Un balón de cuero con cordaje para atar el orificio por donde se inflaba y evitar que saliera la vejiga de su interior se ha recogido en la muestra. Es el antepasado de los modernos Brazuca, Jabulani y Telstar actuales. Le acompaña un brillante pito metálico que tal vez puso orden en más de un encuentro de los míticos Di Stéfano, Gento, Puskas, Escudero, Collar y Ben Barek. Algo más allá, un par de botas del mismo rústico cuero que el balón, muestran sus sufridas heridas de guerra. Son las abuelas de las Nemeziz y las Mercurial que hoy calzan Messi y Ronaldo.
El objeto que más llama la atención, sin embargo, es una camiseta del equipo nacional. En la pechera, el escudo del momento: el águila franquista. Encima, un texto explica la orden emitida al final de la Guerra Civil que prohibió al equipo nacional lucir la camiseta roja, el color del bando perdedor en la Guerra Civil. La zamarra española mutó en azul, el color con el que se reconocía al bando fascista. El rojo fue el color que siempre llevaron las selecciones nacionales españolas. De rojo la selección española de fútbol logró la medalla de plata en los Juegos Olímpicos de Amberes de 1920. La prohibición se mantuvo hasta 1947, año en el que la selección volvió a vestir de rojo. Eso sí, en vez de con el primitivo león amarillo rampante, con un águila franquista en el pecho.
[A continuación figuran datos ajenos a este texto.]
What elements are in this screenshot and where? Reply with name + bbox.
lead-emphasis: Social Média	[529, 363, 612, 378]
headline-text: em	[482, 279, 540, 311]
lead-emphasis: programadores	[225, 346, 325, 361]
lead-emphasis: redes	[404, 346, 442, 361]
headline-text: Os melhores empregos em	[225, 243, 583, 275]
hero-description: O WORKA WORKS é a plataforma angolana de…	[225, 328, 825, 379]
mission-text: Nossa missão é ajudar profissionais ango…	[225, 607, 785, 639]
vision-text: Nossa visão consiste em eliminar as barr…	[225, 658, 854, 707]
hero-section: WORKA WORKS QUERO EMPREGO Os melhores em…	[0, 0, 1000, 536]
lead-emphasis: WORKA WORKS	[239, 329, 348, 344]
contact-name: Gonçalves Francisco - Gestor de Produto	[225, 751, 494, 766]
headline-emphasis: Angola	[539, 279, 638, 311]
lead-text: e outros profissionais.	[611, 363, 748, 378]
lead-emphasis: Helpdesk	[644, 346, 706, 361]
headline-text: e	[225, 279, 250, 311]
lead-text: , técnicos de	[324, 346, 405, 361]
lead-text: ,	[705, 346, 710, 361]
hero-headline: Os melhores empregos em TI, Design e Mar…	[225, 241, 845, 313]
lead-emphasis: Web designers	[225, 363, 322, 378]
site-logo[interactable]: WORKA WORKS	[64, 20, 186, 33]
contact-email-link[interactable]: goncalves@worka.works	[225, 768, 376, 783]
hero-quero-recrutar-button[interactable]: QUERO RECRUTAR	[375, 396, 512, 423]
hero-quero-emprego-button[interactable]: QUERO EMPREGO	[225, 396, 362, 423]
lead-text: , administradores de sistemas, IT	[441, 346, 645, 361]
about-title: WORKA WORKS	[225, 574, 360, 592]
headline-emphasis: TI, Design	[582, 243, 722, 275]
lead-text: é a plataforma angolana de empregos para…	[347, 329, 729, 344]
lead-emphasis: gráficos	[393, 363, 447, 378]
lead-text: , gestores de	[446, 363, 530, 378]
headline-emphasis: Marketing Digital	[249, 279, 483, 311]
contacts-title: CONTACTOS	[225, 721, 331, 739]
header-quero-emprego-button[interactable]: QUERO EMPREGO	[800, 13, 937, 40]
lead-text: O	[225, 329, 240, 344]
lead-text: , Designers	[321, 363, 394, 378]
Las fotos muestran el ambiente de los encuentros, las artimañas de los hinchas para colarse en los partidos, el frenesí del gol, el ambientazo del campo del Rayo Vallecano, equipo que también tiene parte en la exposición y que esta temporada ha resucitado con la misma fuerza que la que se ve en una foto de Santos Yubero de 1969. Los sufridos -y a lo que se ve en las fotos, entonces mucho más que ahora- informadores. Encerrados en un foso del que solo asoman las cabezas a ras de césped. Las aparatosas cámaras con flash de magnesio. Un ajado transistor Wilco, receptor con el que en los años 60 escuchaban los partidos los aficionados españoles que no podían ir al estadio. La televisión, sencillamente, no la tenía nadie.
La exposición permite asomarse a un tiempo igual que las fotografías que lo atrapan y que subraya el título de la muestra. Difícil época en blanco y negro, donde el fútbol fue lo único capaz de iluminar a la sociedad española con un poco de color, el de la pasión.